Sirota then denounced Biden for upholding his pledge to his donors that “nothing would fundamentally change” under a Biden administration and blamed “Democratic leaders” for creating a bill that only provides “marginal victories.” At the same time, however, Sirota praised Biden’s bill as “significant steps beyond the incrementalism and corporatism of the Obama presidency.”

But just 10 days earlier, Jacobin magazine, the semi-official media spokesman for the DSA, published an article by Luke Savage declaring “Bernie Sanders Is Showing the Democrats How to Take on Joe Manchin.” In it, Sanders was lauded for supposedly causing a stir in Washington.

“With his trademark message discipline, Sanders made a direct, accessible, and moral case for the key items in the bill, going on to note the strong opposition from corporate interests and cataclysmic wealth disparities that form the appalling backdrop of the current wranglings in Congress,” Savage wrote.

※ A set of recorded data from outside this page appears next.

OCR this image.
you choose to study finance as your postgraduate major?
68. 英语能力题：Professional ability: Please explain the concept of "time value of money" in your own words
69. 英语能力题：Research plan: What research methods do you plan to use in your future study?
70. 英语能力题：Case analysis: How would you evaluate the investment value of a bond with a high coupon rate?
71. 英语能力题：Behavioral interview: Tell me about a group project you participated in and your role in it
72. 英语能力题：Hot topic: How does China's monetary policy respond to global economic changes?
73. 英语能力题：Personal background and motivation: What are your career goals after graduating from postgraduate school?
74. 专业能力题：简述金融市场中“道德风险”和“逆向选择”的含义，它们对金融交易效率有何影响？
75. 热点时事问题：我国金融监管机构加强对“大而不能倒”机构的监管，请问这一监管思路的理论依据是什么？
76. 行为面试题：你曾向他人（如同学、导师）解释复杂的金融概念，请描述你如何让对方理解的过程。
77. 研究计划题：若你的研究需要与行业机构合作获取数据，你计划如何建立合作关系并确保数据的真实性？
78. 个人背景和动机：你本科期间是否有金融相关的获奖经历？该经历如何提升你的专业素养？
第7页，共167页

Now that nothing has come of Sanders’s demagogy, the pseudo-left is scrambling to cover its tracks. In the subsequent article, Sirota blamed “corporate media misdirection” for the bill’s failure and workers’ indignation.

“All of that corporate media misdirection is carefully crafted to try to gaslight you—to make you feel that your outrage, frustration, and disappointment is illegitimate. ... It should be aimed at the system that guts or outright kills these kinds of bills on a regular basis. It is a system that doesn’t block all positive reforms—it just makes sure most reforms never alter the economy’s overall structure, even when society is facing existential emergencies.”

Sirota mentions “existential emergencies” and crises without actually naming what they are. The words “capitalism,” “pandemic,” and “COVID” do not appear a single time throughout the commentary. Also missing are the roles that Sanders and the DSA played in helping Biden win the presidency and their support for the Biden administration’s criminal policy of reopening schools and workplaces.

The feckless response of the pseudoleft cannot disguise the impossibility of reforming capitalism or obtaining “progressive change” from the oldest capitalist party in the world. The Democratic Party is a party of Wall Street, the intelligence agencies and the military. The role of Sanders and Co. is to provide a leftist veneer.

Workers and young people must draw the necessary lessons. The Democrats cannot be reformed, nor can the capitalist system. Instead of Sanders’s “political revolution” to pressure the Democrats below, workers must break with the Democratic Party and build a mass socialist movement to overthrow capitalism.